Jessup has a groundswell of support from the liberal media and an organization of lawyers known as the Genetic Justice Project. Although the physical evidence against Jessup may be a bit shaky, Melissa's sister, Sarah, who was thirteen when the murder occurred, vehemently stands by her eyewitness identification of Jessup as Melissa's abductor. However, Sarah has a history of drug abuse and run-ins with the law which the defense will undoubtedly exploit in an attempt to discredit her.

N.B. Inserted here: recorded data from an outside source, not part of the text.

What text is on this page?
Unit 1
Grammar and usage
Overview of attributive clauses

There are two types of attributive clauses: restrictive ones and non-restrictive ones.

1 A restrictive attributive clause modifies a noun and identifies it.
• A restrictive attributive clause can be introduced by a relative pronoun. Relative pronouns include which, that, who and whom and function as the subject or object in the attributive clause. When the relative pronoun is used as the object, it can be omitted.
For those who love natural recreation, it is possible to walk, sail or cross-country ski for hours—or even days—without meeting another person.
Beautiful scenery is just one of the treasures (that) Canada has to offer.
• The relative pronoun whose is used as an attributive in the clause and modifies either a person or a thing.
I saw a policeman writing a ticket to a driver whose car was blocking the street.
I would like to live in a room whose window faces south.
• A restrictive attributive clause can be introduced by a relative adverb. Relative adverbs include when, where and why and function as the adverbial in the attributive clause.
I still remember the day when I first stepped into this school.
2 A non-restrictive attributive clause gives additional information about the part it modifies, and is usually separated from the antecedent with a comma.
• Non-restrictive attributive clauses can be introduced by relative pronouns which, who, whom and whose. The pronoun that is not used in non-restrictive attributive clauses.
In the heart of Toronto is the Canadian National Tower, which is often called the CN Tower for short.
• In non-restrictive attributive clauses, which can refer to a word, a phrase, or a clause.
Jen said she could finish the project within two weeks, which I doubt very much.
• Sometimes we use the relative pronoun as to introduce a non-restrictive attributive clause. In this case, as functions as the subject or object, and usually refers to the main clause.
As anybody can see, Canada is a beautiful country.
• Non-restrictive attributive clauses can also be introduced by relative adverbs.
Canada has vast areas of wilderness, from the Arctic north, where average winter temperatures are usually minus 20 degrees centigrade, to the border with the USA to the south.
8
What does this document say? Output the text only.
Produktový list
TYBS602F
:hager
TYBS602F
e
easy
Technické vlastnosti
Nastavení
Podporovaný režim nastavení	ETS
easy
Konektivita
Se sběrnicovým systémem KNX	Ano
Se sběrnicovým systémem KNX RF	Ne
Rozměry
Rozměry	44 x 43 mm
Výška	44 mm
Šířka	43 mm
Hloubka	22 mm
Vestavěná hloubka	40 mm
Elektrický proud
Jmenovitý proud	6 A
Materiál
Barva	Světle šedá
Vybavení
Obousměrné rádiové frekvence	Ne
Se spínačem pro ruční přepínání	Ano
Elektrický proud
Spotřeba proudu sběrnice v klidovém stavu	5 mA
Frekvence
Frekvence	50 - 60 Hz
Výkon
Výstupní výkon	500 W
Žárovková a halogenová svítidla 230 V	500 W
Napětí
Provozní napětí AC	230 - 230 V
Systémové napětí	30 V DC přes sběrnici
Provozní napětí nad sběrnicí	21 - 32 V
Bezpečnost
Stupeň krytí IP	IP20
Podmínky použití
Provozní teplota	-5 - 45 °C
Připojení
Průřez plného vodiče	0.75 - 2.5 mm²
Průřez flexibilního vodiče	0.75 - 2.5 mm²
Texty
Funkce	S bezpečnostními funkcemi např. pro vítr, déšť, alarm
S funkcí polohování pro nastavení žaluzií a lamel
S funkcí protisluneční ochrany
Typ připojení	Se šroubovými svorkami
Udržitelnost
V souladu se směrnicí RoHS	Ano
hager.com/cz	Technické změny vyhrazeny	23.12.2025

This is one of Connelly's most suspenseful and involving legal thrillers in years. It has incisive and realistic dialogue, compelling courtroom scenes, well-drawn characters, and a carefully constructed plot. Fascinating details about surveillance, trial strategy, forensics, and police procedure add to the book's verisimilitude. The only false note is that when Mickey is on the scene, he is the first-person narrator, but otherwise, Connelly writes in the third person. This is slightly jarring; Connelly might have been better off sticking to the third person throughout, especially since Haller, McPherson, and Bosch all share the spotlight. Another familiar face is FBI profiler Rachel Walling, who makes a strong cameo appearance when Bosch requests her analysis of Jessup's behavior. Harry stands out as the person most invested in nailing Jessup, partly because Harry has sole responsibility for his fourteen-year-old daughter whom he adores, and partly because he has worked tirelessly on hundreds of homicides during his thirty-five year career as a cop. He is passionate about finding the bad guys and putting them away so that they cannot do any more damage.
In "The Reversal," the author effectively shows how politics and public opinion influence the legal process; how the stress of trying a high-profile case can lead to mistakes in judgment; and the importance of always being prepared for the unexpected. Readers who crave a feel-good ending may balk at the novel's disquieting finale. Others may find Connelly's conclusion thought-provoking, daring, and original. It certainly demonstrates the ways in which life's vicissitudes and the capriciousness of fate can undermine the search for truth and pervert the course of justice.